Segundo a legislação, o trabalho temporário é prestado por pessoa física, contratada por uma empresa de trabalho temporário, que a coloca à disposição de uma empresa tomadora de serviços ou cliente, para atender à necessidade de substituição transitória de pessoal permanente ou à demanda complementar de serviços.

Instituído no Brasil pela Lei 6.019/1974, o trabalho temporário foi regulamentado pelo Decreto 10.060/2019, que alterou algumas regras, como o prazo do contrato, que era de três meses e passou a ser de 180 dias. O decreto também deixou claro que a necessidade contínua ou permanente ou a decorrente de abertura de filiais não é considerada demanda complementar.

Agências

As empresas de mão de obra temporária, ou agências, são registradas no Ministério da Economia. Elas são responsáveis por selecionar e fornecer empregados a um tomador de serviços que precisa contratar alguém por um período curto. Isso é feito por meio de um contrato civil de prestação de serviço entre agência e empresa, com regras estabelecidas nos artigos 9º da Lei 6.019/1974 e 32 do Decreto 10.060/2019.
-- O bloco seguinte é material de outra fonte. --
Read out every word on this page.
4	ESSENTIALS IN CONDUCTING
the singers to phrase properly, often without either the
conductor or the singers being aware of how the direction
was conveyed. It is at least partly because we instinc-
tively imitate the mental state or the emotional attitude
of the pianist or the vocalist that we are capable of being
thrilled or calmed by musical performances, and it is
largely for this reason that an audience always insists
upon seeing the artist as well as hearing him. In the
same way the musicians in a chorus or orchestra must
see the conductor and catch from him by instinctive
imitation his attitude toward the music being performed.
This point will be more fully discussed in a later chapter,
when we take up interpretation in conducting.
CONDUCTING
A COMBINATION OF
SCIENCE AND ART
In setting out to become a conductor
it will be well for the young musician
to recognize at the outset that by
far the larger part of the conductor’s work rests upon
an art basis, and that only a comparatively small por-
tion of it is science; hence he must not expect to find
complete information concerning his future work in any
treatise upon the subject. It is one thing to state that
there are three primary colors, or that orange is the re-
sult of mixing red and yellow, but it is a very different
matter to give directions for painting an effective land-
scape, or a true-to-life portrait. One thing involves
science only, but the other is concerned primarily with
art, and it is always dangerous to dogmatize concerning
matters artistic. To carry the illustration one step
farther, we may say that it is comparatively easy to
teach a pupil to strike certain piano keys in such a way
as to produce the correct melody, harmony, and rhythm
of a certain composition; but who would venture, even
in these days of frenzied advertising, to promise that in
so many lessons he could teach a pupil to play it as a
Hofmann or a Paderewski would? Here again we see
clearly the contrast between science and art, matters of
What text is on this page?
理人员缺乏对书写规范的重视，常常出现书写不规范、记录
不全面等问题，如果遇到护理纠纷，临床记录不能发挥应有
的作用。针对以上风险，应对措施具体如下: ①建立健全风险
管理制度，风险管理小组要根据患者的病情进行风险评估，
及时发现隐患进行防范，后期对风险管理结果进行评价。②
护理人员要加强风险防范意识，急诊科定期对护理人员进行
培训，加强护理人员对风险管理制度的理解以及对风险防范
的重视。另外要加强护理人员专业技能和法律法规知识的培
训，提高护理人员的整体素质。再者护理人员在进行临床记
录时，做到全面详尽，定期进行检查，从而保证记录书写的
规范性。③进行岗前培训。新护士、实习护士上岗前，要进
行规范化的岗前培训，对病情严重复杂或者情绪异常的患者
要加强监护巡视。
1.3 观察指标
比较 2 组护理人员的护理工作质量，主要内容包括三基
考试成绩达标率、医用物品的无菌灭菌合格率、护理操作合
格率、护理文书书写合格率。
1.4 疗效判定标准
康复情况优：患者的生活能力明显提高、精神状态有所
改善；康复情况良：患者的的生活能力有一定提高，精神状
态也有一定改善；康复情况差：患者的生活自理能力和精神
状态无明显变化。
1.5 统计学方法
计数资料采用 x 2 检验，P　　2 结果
Compete à agência remunerar e assistir os trabalhadores temporários em relação a seus direitos. Ela é obrigada a anotar, na Carteira de Trabalho e Previdência Social ou em meio eletrônico que a substitua, a condição de trabalhador temporário. Também tem de apresentar ao agente da fiscalização o contrato de trabalho, a comprovação do recolhimento das contribuições previdenciárias e os demais documentos comprobatórios do cumprimento das obrigações estabelecidas no Decreto 10.060/19.

A agência é proibida de contratar estrangeiro com visto provisório de permanência no país e de cobrar do trabalhador temporário qualquer importância, mesmo a título de mediação de mão de obra. Essa infração importa o cancelamento do registro de funcionamento, além de possíveis sanções administrativas e penais.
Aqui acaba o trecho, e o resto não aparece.